Per farlo, è necessario un vero e proprio salto di qualità. E ad offrirlo potrebbe essere proprio la blockchain, creando uno standard di settore di DPP rivolti proprio ai marchi del lusso. Proseguendo in tal modo quella collaborazione che si è già stabilita tra essi e Web3.

Cosa si prospetta?

Per cercare di offrire esperienze aggiuntive e, soprattutto, esclusive ai propri clienti, i grandi marchi del lusso potranno disporre di un vero e proprio portale on-chain. All’interno del quale sarà non soltanto possibile testimoniare l’autenticità dei prodotti, ma anche permettere ai clienti di esplorare le funzionalità ad essi associate.

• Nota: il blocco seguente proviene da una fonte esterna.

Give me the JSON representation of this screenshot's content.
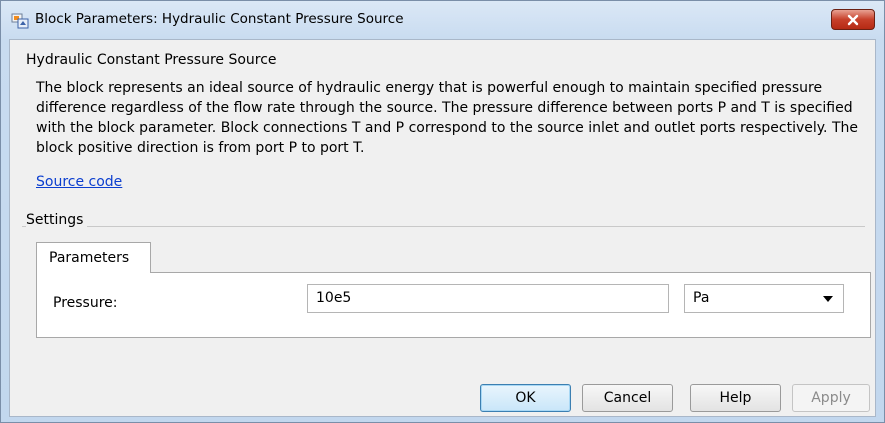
{
  "window": {
    "title": "Block Parameters: Hydraulic Constant Pressure Source"
  },
  "block": {
    "name": "Hydraulic Constant Pressure Source",
    "description": "The block represents an ideal source of hydraulic energy that is powerful enough to maintain specified pressure difference regardless of the flow rate through the source. The pressure difference between ports P and T is specified with the block parameter. Block connections T and P correspond to the source inlet and outlet ports respectively. The block positive direction is from port P to port T.",
    "source_link": "Source code"
  },
  "settings": {
    "group_label": "Settings",
    "tabs": [
      {
        "label": "Parameters",
        "active": true
      }
    ],
    "parameters": [
      {
        "label": "Pressure:",
        "value": "10e5",
        "unit": "Pa"
      }
    ]
  },
  "buttons": {
    "ok": "OK",
    "cancel": "Cancel",
    "help": "Help",
    "apply": "Apply"
  },
  "icons": {
    "title": "simulink-block-icon",
    "close": "close-icon",
    "dropdown": "chevron-down-icon"
  },
  "colors": {
    "link": "#0b3ecf",
    "close_button": "#c7402a",
    "default_button_border": "#3c7fb1"
  }
}
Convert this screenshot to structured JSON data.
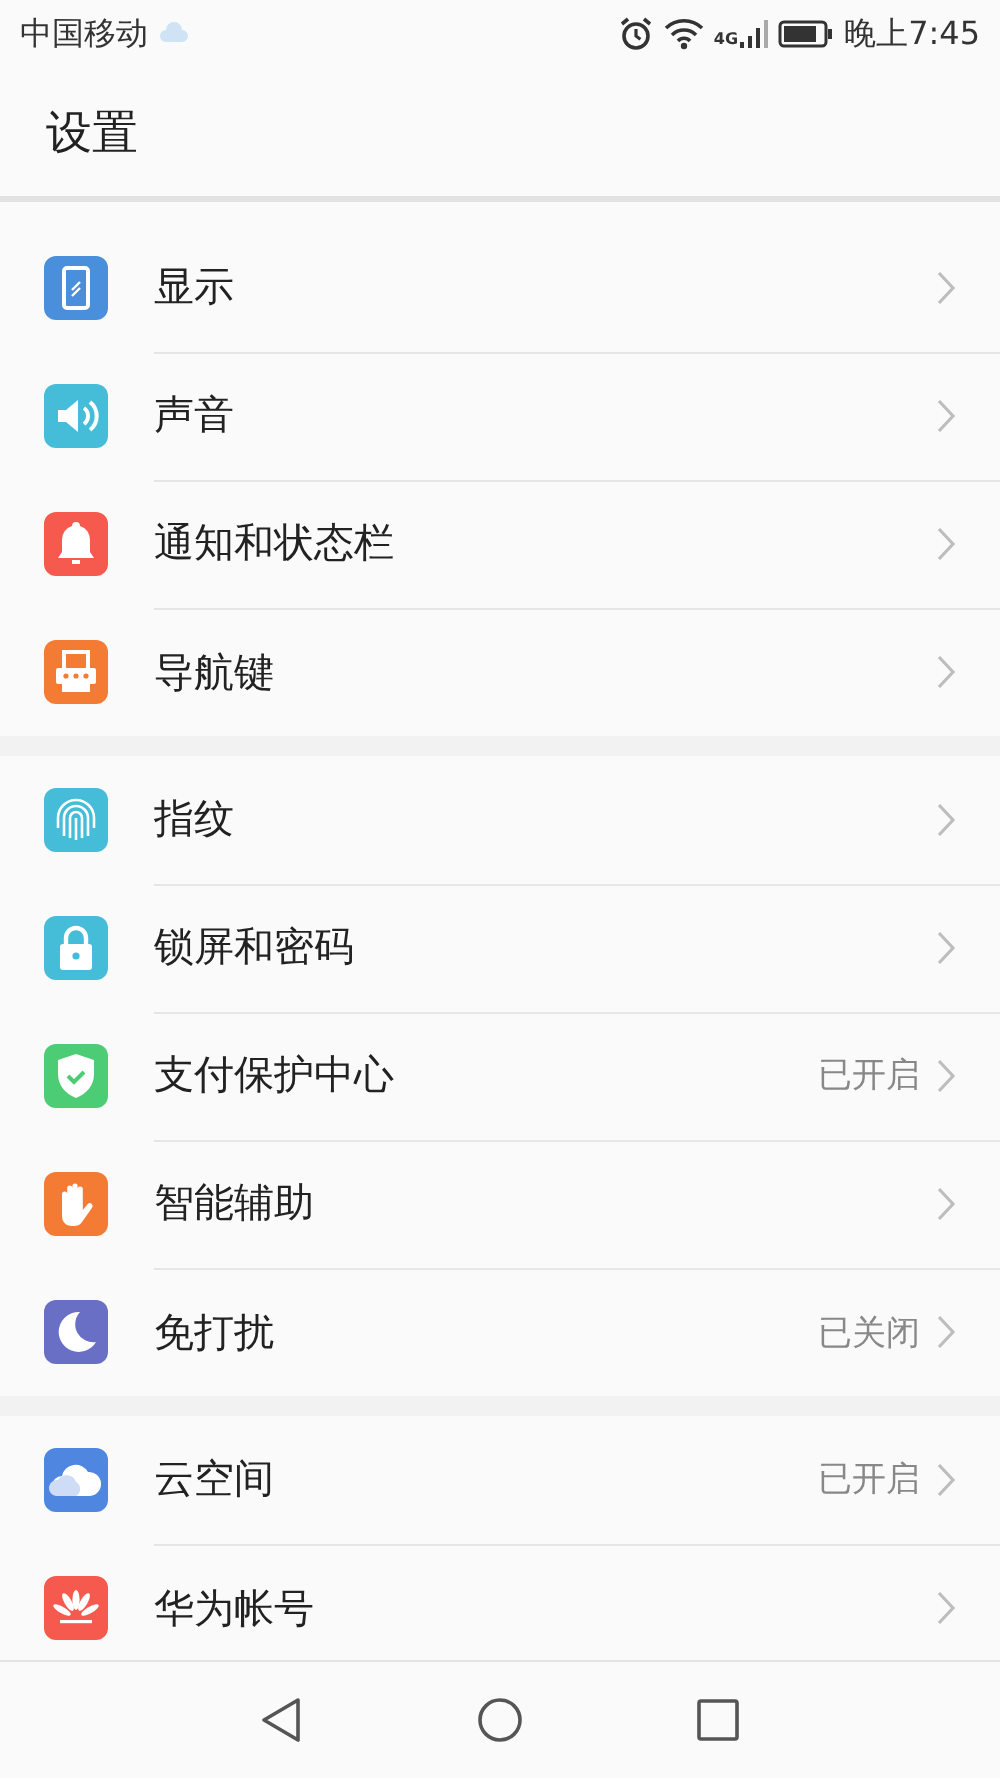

Per farlo, le aziende possono praticare la strada che riterranno più congeniale. L’incorporazione dei DPP negli articoli di moda potrebbe avvenire tramite la cucitura di chip NFT, oppure adottando l’impronta digitale delle immagini tramite AI, ovvero scansionando le foto dei prodotti in maniera tale da verificarne origine e autenticità tramite i dettagli colti dai pixel.

L’obiettivo finale prospettato da Aura è quindi uno standard in grado di riunire sotto una sola bandiera marchi che, nella vita reale, sono abituati a contendersi i clienti inscenando vere e proprie guerre commerciali. Un’unione resa possibile dalla necessità di aderire alle normative UE, ma anche di contrastare una contraffazione sempre più insidiosa.